Mine is the smallest West Bank camp, covering only 0.02 square kilometres. The camp’s original residents came from Beit Jibrin, on the western hills of Hebron.
I’d been to Beit Jibrin a few times before but never with my grandmother. I walked behind her climbing up a hill in the village. She seemed much stronger and able to walk faster than I remembered. She knew where exactly we were going, as if she was there yesterday.
We sat under a fig tree, and my grandmother smiled and remembered when she used to play with her friends, decades ago. She said, “It’s the same tree, a little bit different now; it’s been more than fifty years after all. Nonetheless, it is the same tree.”
My head was saturated with thoughts; she must have whispered some of her childhood secrets to the old tree. She didn’t say much but the sadness in her eyes said it all. We smiled and stayed seated, listening to birds singing and breathing in as much of the village’s fresh air as possible as if we had never drawn breath before. This is, after all, the village I have been raised to understand is mine.
Her memories dated back to 1948. She was nearly ten years old. Despite her young age, she remembered. She remembered her school, the lovely summer evenings she spent with her family in the village. She remembered the harvest time and traveling to Haifa and Yaffa (Jaffa) with her dad to sell their produce.
She also remembered the nights when the peaceful village was first attacked. “We never saw a fighter jet before,” she said. Maybe they had, I thought, but I’m sure it wasn’t the same sight as the one that was now spreading death and fear into people’s hearts in 1948. This was the same year that witnessed the expulsion of approximately 750,000 of the native Palestinian population from their homes and villages. So far, to this day, they have never been able to return.
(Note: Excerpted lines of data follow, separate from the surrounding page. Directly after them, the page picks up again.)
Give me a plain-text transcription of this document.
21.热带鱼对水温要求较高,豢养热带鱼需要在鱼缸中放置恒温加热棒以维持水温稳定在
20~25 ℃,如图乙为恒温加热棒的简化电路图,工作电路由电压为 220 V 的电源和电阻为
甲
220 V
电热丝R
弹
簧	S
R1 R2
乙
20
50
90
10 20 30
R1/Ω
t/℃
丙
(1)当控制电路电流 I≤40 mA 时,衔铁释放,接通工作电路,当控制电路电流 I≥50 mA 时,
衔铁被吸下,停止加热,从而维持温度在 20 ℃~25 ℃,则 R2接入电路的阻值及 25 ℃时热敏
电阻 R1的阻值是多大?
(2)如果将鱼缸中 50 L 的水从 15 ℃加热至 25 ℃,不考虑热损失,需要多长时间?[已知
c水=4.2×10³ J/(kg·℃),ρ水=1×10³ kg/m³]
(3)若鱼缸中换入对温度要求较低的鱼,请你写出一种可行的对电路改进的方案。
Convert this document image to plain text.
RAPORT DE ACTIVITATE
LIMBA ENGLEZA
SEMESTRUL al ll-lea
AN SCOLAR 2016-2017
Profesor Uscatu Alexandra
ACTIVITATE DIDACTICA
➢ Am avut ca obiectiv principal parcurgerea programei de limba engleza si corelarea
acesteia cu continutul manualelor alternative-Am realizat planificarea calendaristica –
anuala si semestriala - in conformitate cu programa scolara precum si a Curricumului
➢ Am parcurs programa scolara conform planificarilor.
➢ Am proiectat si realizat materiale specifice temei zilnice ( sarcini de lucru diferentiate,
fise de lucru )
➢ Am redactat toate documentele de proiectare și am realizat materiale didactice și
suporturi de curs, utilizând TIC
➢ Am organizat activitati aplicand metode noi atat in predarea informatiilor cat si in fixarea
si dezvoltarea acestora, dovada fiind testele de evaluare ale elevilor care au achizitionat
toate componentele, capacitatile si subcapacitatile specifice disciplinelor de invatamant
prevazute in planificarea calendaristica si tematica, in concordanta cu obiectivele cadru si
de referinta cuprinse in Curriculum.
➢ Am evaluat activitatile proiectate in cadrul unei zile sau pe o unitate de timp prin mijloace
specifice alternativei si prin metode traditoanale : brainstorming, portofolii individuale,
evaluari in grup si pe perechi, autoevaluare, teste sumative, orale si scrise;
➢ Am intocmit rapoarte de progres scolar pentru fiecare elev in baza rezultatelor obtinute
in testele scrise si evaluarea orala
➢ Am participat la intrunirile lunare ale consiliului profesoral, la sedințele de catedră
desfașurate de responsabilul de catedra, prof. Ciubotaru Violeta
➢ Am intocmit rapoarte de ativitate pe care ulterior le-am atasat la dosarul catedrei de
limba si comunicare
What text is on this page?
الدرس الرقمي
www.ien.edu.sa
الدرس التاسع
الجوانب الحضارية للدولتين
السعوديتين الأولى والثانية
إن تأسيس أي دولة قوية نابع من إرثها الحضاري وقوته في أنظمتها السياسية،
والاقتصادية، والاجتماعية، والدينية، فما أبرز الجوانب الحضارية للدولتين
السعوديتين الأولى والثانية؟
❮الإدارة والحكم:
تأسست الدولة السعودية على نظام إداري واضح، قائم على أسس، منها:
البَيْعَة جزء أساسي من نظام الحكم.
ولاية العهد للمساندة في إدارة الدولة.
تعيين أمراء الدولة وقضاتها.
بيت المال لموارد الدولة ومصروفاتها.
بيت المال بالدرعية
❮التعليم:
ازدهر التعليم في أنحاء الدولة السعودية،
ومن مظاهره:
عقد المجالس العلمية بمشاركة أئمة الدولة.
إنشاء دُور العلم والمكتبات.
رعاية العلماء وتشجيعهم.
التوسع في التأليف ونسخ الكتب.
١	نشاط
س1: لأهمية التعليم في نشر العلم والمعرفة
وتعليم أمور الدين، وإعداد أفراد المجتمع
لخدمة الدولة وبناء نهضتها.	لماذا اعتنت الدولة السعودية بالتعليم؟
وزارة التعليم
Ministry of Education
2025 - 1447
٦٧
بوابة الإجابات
Sixty-three years since, and despite the numerous United Nations resolutions and world condemnations, Israel’s impunity still prevails. No justice has been achieved as Palestinian refugees are yet to see the implementation of UN Resolution 242 that clearly affirms “a just settlement of the refugee problem” as well as Resolution 194, which states that “refugees wishing to return to their homes and live at peace with their neighbors should be permitted to do so at the earliest practicable date.”
As much as these resolutions have been alive in my grandmother’s memory, they are also imprinted in refugees’ consciousness, whether they are acquainted with international law or not. Every Palestinian refugee resolutely believes in the right to live in the town or village from where they originate, and indeed from which they and their families have been uprooted by force.
My grandmother passed away last year in March in the refugee camp. However, her dream of returning to Beit Jibrin is still alive and I deeply believe that she is in a place where borders do not exist. Her soul is finally free of the shackles of ethnic division, and she is able to hover over Palestine and our beloved village — our home — Beit Jibrin. She might be whispering secrets to the fig and olive trees there right now. Her dreams of return are still alive.
I will never forget her nor will I forget her passion when talking about the village. I will always make sure I pass her dreams and aspirations to the coming generations. This, I believe, is a promise that each refugee has made consciously or unconsciously until the return and the full realization of our rights.
We will never forget my village and all the ethnically-cleansed Palestinian villages, as the memory remains in the heart and soul of all Palestinians. For us, the old may well die, but the young will never forget.
Merna Alazzeh is a Palestinian human rights activist, community and international development professional living in London. Alazzeh has obtained a masters degree in human rights from the London School of Economics.